Pour sa troisième édition, architectes, designers et paysagistes ont expérimenté la construction à l’échelle 1 pour réactiver l’espace public, comme ici à Dunkerque, Bois-Grenier et Saint-André. Les douze micro-architectures ont été réalisées à partir de matériaux de réemploi. L’édition 2025 se déroulera cet été.
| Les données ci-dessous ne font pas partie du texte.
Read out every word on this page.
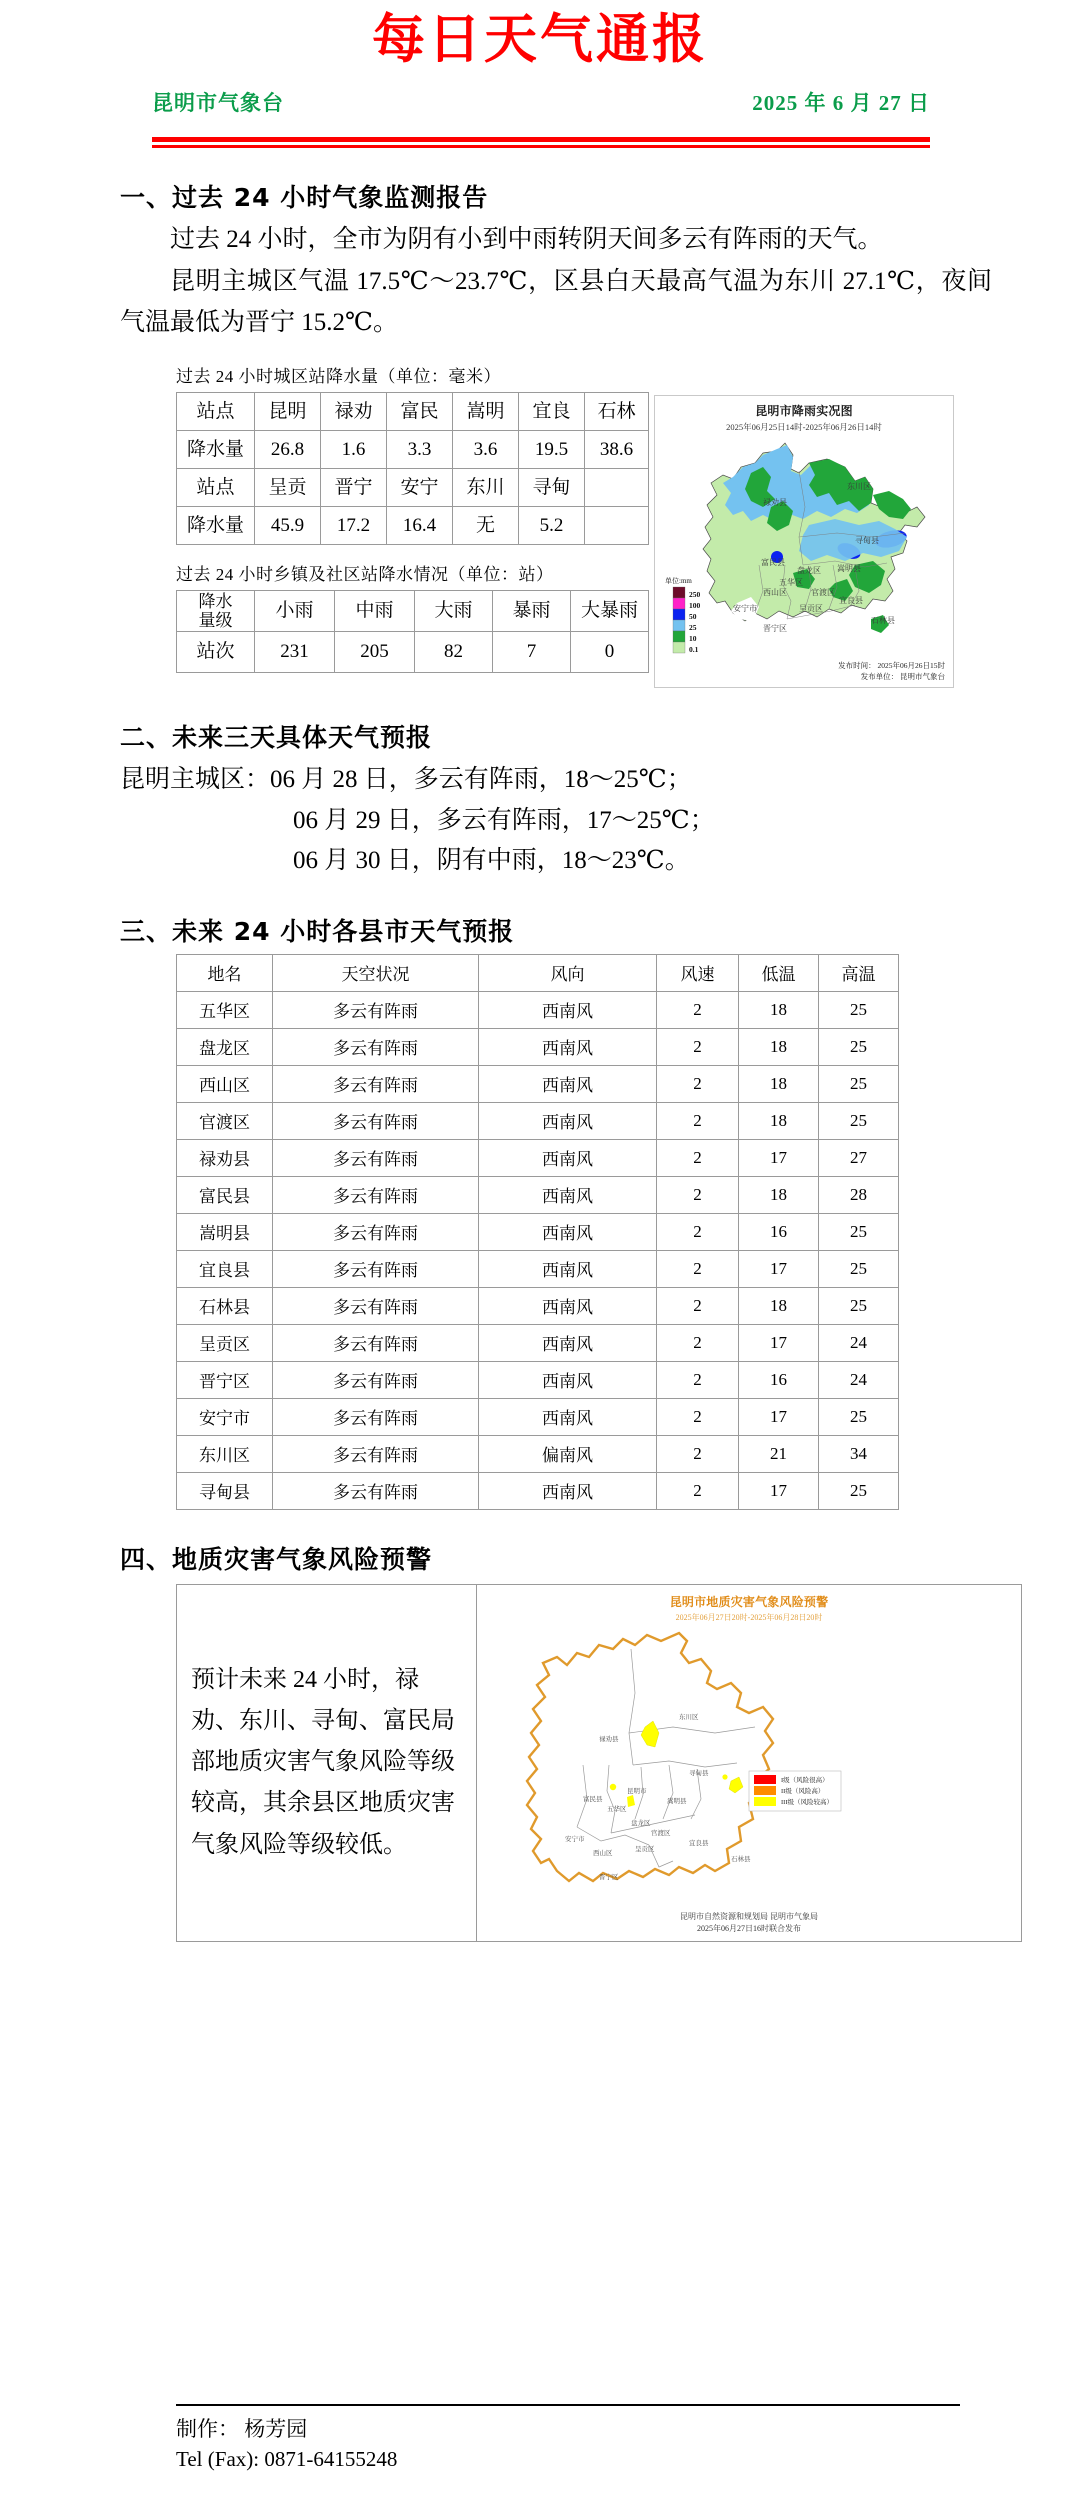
每日天气通报
昆明市气象台	2025 年 6 月 27 日
一、过去 24 小时气象监测报告
过去 24 小时，全市为阴有小到中雨转阴天间多云有阵雨的天气。
昆明主城区气温 17.5℃～23.7℃，区县白天最高气温为东川 27.1℃，夜间气温最低为晋宁 15.2℃。
过去 24 小时城区站降水量（单位：毫米）
站点	昆明	禄劝	富民	嵩明	宜良	石林
降水量	26.8	1.6	3.3	3.6	19.5	38.6
站点	呈贡	晋宁	安宁	东川	寻甸	
降水量	45.9	17.2	16.4	无	5.2	
过去 24 小时乡镇及社区站降水情况（单位：站）
降水
量级	小雨	中雨	大雨	暴雨	大暴雨
站次	231	205	82	7	0
昆明市降雨实况图
2025年06月25日14时-2025年06月26日14时
东川区
禄劝县
寻甸县
富民县
盘龙区 嵩明县
五华区
官渡区
西山区
宜良县
呈贡区
石林县
安宁市
晋宁区
单位:mm
250
100
50
25
10
0.1
发布时间： 2025年06月26日15时
发布单位： 昆明市气象台
二、未来三天具体天气预报
昆明主城区： 06 月 28 日，多云有阵雨，18～25℃；
06 月 29 日，多云有阵雨，17～25℃；
06 月 30 日，阴有中雨，18～23℃。
三、未来 24 小时各县市天气预报
地名	天空状况	风向	风速	低温	高温
五华区	多云有阵雨	西南风	2	18	25
盘龙区	多云有阵雨	西南风	2	18	25
西山区	多云有阵雨	西南风	2	18	25
官渡区	多云有阵雨	西南风	2	18	25
禄劝县	多云有阵雨	西南风	2	17	27
富民县	多云有阵雨	西南风	2	18	28
嵩明县	多云有阵雨	西南风	2	16	25
宜良县	多云有阵雨	西南风	2	17	25
石林县	多云有阵雨	西南风	2	18	25
呈贡区	多云有阵雨	西南风	2	17	24
晋宁区	多云有阵雨	西南风	2	16	24
安宁市	多云有阵雨	西南风	2	17	25
东川区	多云有阵雨	偏南风	2	21	34
寻甸县	多云有阵雨	西南风	2	17	25
四、地质灾害气象风险预警
预计未来 24 小时，禄劝、东川、寻甸、富民局部地质灾害气象风险等级较高，其余县区地质灾害气象风险等级较低。
昆明市地质灾害气象风险预警
2025年06月27日20时-2025年06月28日20时
东川区
禄劝县
寻甸县
富民县
昆明市
嵩明县
五华区
盘龙区
官渡区
宜良县
西山区	呈贡区
石林县
安宁市
晋宁区
I级（风险很高）
II级（风险高）
III级（风险较高）
昆明市自然资源和规划局 昆明市气象局
2025年06月27日16时联合发布
制作： 杨芳园
Tel (Fax): 0871-64155248
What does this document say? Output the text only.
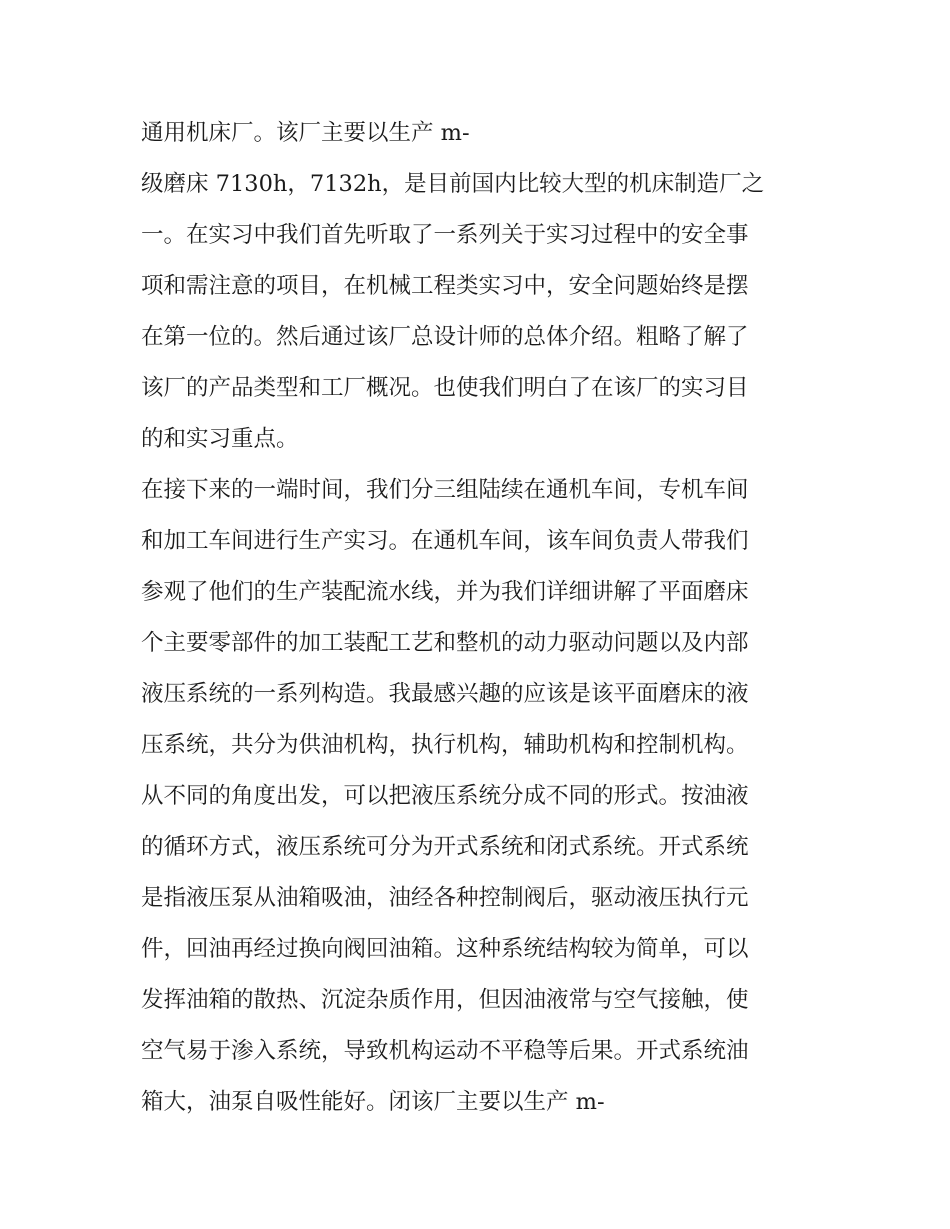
通用机床厂。该厂主要以生产 m-
级磨床 7130h，7132h，是目前国内比较大型的机床制造厂之
一。在实习中我们首先听取了一系列关于实习过程中的安全事
项和需注意的项目，在机械工程类实习中，安全问题始终是摆
在第一位的。然后通过该厂总设计师的总体介绍。粗略了解了
该厂的产品类型和工厂概况。也使我们明白了在该厂的实习目
的和实习重点。
在接下来的一端时间，我们分三组陆续在通机车间，专机车间
和加工车间进行生产实习。在通机车间，该车间负责人带我们
参观了他们的生产装配流水线，并为我们详细讲解了平面磨床
个主要零部件的加工装配工艺和整机的动力驱动问题以及内部
液压系统的一系列构造。我最感兴趣的应该是该平面磨床的液
压系统，共分为供油机构，执行机构，辅助机构和控制机构。
从不同的角度出发，可以把液压系统分成不同的形式。按油液
的循环方式，液压系统可分为开式系统和闭式系统。开式系统
是指液压泵从油箱吸油，油经各种控制阀后，驱动液压执行元
件，回油再经过换向阀回油箱。这种系统结构较为简单，可以
发挥油箱的散热、沉淀杂质作用，但因油液常与空气接触，使
空气易于渗入系统，导致机构运动不平稳等后果。开式系统油
箱大，油泵自吸性能好。闭该厂主要以生产 m-
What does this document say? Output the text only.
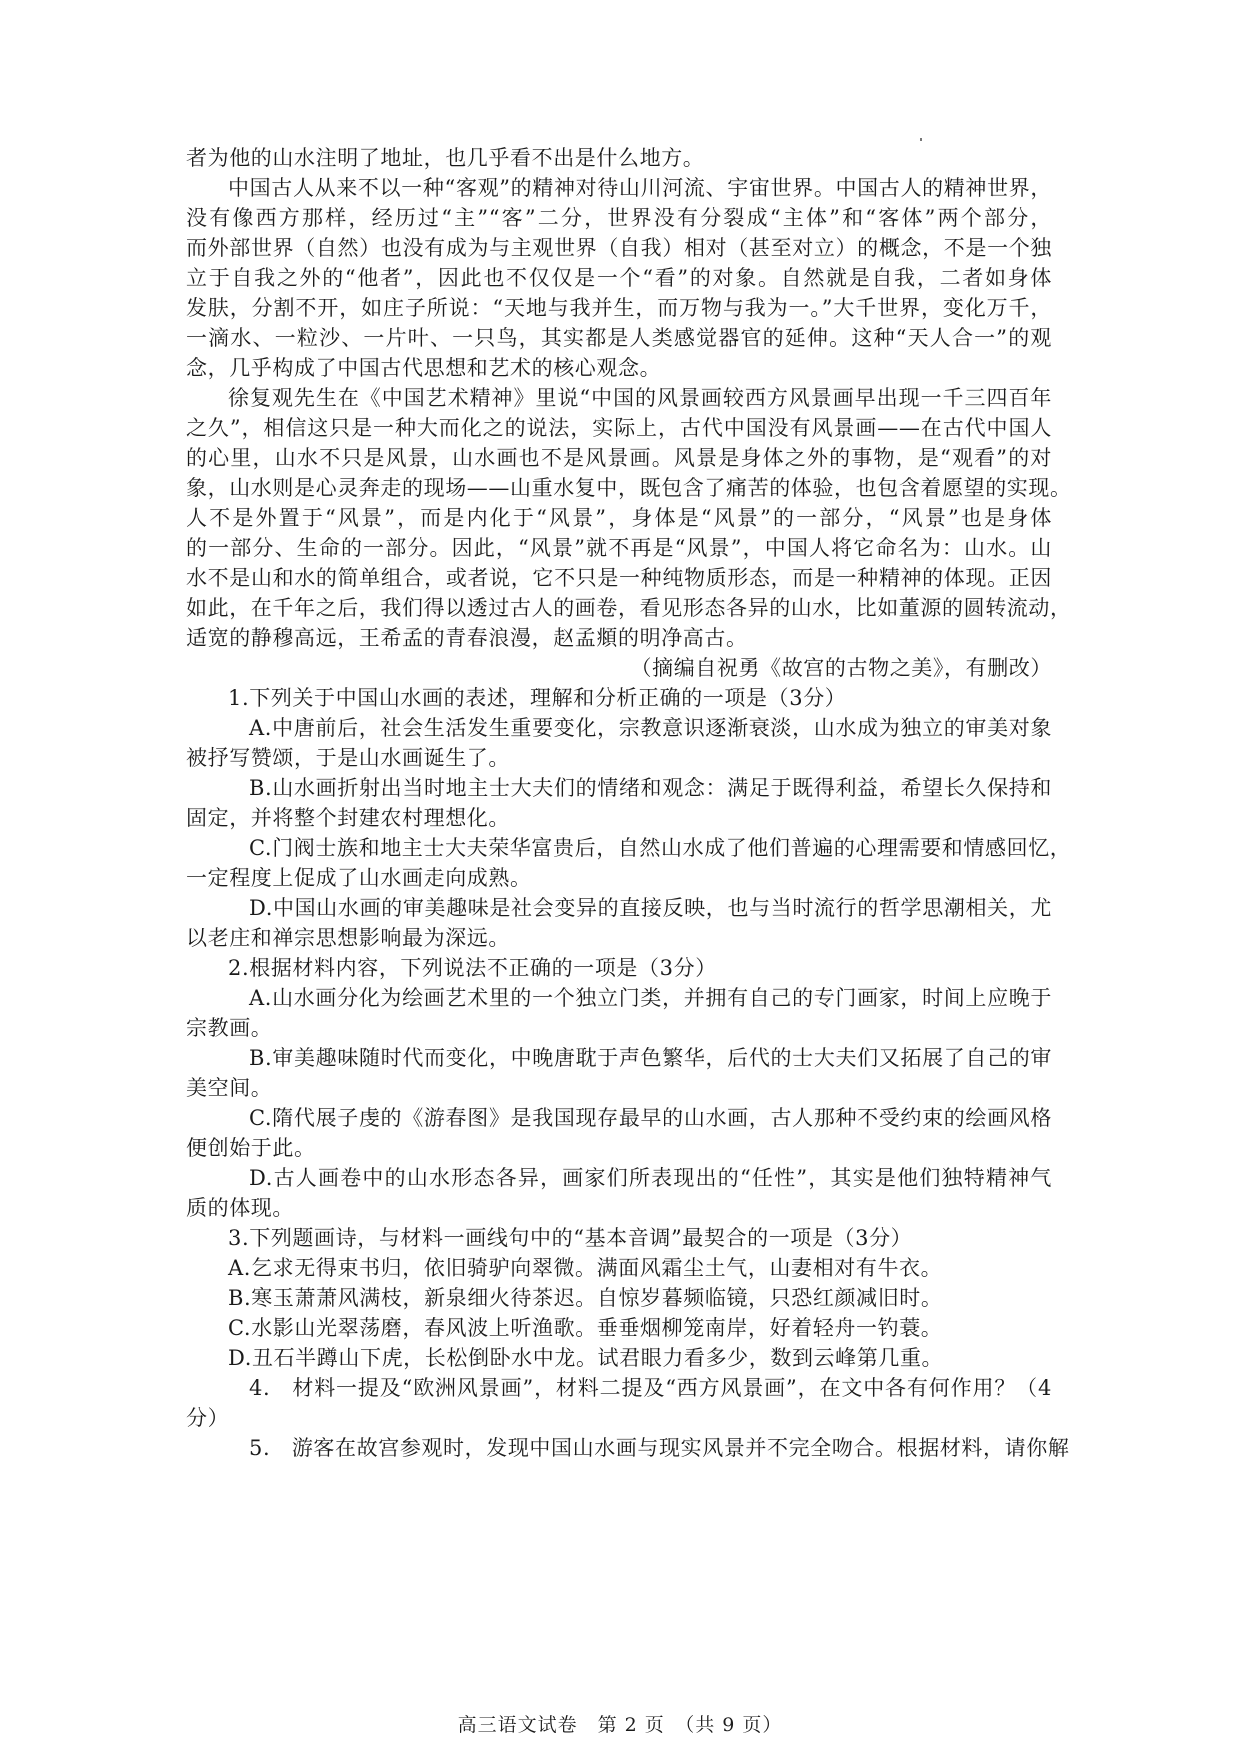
者为他的山水注明了地址，也几乎看不出是什么地方。
中国古人从来不以一种“客观”的精神对待山川河流、宇宙世界。中国古人的精神世界，
没有像西方那样，经历过“主”“客”二分，世界没有分裂成“主体”和“客体”两个部分，
而外部世界（自然）也没有成为与主观世界（自我）相对（甚至对立）的概念，不是一个独
立于自我之外的“他者”，因此也不仅仅是一个“看”的对象。自然就是自我，二者如身体
发肤，分割不开，如庄子所说：“天地与我并生，而万物与我为一。”大千世界，变化万千，
一滴水、一粒沙、一片叶、一只鸟，其实都是人类感觉器官的延伸。这种“天人合一”的观
念，几乎构成了中国古代思想和艺术的核心观念。
徐复观先生在《中国艺术精神》里说“中国的风景画较西方风景画早出现一千三四百年
之久”，相信这只是一种大而化之的说法，实际上，古代中国没有风景画——在古代中国人
的心里，山水不只是风景，山水画也不是风景画。风景是身体之外的事物，是“观看”的对
象，山水则是心灵奔走的现场——山重水复中，既包含了痛苦的体验，也包含着愿望的实现。
人不是外置于“风景”，而是内化于“风景”，身体是“风景”的一部分，“风景”也是身体
的一部分、生命的一部分。因此，“风景”就不再是“风景”，中国人将它命名为：山水。山
水不是山和水的简单组合，或者说，它不只是一种纯物质形态，而是一种精神的体现。正因
如此，在千年之后，我们得以透过古人的画卷，看见形态各异的山水，比如董源的圆转流动，
适宽的静穆高远，王希孟的青春浪漫，赵孟頫的明净高古。
（摘编自祝勇《故宫的古物之美》，有删改）
1.下列关于中国山水画的表述，理解和分析正确的一项是（3分）
A.中唐前后，社会生活发生重要变化，宗教意识逐渐衰淡，山水成为独立的审美对象
被抒写赞颂，于是山水画诞生了。
B.山水画折射出当时地主士大夫们的情绪和观念：满足于既得利益，希望长久保持和
固定，并将整个封建农村理想化。
C.门阀士族和地主士大夫荣华富贵后，自然山水成了他们普遍的心理需要和情感回忆，
一定程度上促成了山水画走向成熟。
D.中国山水画的审美趣味是社会变异的直接反映，也与当时流行的哲学思潮相关，尤
以老庄和禅宗思想影响最为深远。
2.根据材料内容，下列说法不正确的一项是（3分）
A.山水画分化为绘画艺术里的一个独立门类，并拥有自己的专门画家，时间上应晚于
宗教画。
B.审美趣味随时代而变化，中晚唐耽于声色繁华，后代的士大夫们又拓展了自己的审
美空间。
C.隋代展子虔的《游春图》是我国现存最早的山水画，古人那种不受约束的绘画风格
便创始于此。
D.古人画卷中的山水形态各异，画家们所表现出的“任性”，其实是他们独特精神气
质的体现。
3.下列题画诗，与材料一画线句中的“基本音调”最契合的一项是（3分）
A.乞求无得束书归，依旧骑驴向翠微。满面风霜尘土气，山妻相对有牛衣。
B.寒玉萧萧风满枝，新泉细火待茶迟。自惊岁暮频临镜，只恐红颜减旧时。
C.水影山光翠荡磨，春风波上听渔歌。垂垂烟柳笼南岸，好着轻舟一钓蓑。
D.丑石半蹲山下虎，长松倒卧水中龙。试君眼力看多少，数到云峰第几重。
4.　材料一提及“欧洲风景画”，材料二提及“西方风景画”，在文中各有何作用？（4
分）
5.　游客在故宫参观时，发现中国山水画与现实风景并不完全吻合。根据材料，请你解
高三语文试卷　第 2 页　（共 9 页）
Waao.fr
6 – Wismar (Allemagne)
Digital House, de Julian Krüger et Benjamin Kemper
Les architectes allemands ont imaginé cette micro-maison dans une forêt du nord de l’Allemagne. Née d’une conception numérique, elle comprend l’essentiel : fondations, sol, murs, ouvertures et toit.

Signe particulier, elle peut être montée sans clou ni vis, ni matériel spécifique par seulement deux personnes, grâce à un ingénieux système d’assemblage de joints cruciformes. La Digital House peut ainsi être démontée et remontée très facilement. Les façades sont en aluminium et la structure en bois, Julian Krüger et Benjamin Kemper ayant utilisé des matériaux issus des filières de réemploi.
7 – Lacaune (Tarn)
Stone Totems, de Benoît Maignial
Avant de dessiner, Benoît Maignial a observé le relief montagneux et tourmenté de cette magnifique région. Inspiré par l’histoire culturelle et cultuelle des lieux, l’architecte a installé quatre mégalithes aux entrées des territoires des monts de Lacaune et de la montagne du Haut-Languedoc.

Mêlant la figure du menhir et du dolmen, ils sont réalisés en pierre brute (gneiss et granit) avec le concours des savoir-faire locaux. Ces architectures sculptées dialoguent avec le paysage, les habitants du territoire, mais aussi les nombreuses statues-menhirs alentour.
8 – Versailles (Yvelines)
Trois pavillons, des étudiants de l’ENSA Versailles
S’il est aujourd’hui le nouveau directeur de l’École nationale supérieure d’architecture de Versailles, Nicolas Dorval-Bory y a d’abord enseigné. Notamment en première année, au sein de l’atelier « Détailler, formuler, construire », où il a accompagné les nouveaux arrivants du double cursus architectes-ingénieurs sur le chemin de la construction à l’échelle 1.

Pour la troisième édition, les vingt étudiants ont dessiné et fabriqué trois pavillons de 5 mètres carrés, noir, rouge et vert. Les contraintes ? Une porte, une fenêtre et les mêmes matériaux fournis à chaque groupe. Installés dans le potager du Roi, ils ont reçu le soutien du fonds de dotation Quartus pour l’architecture.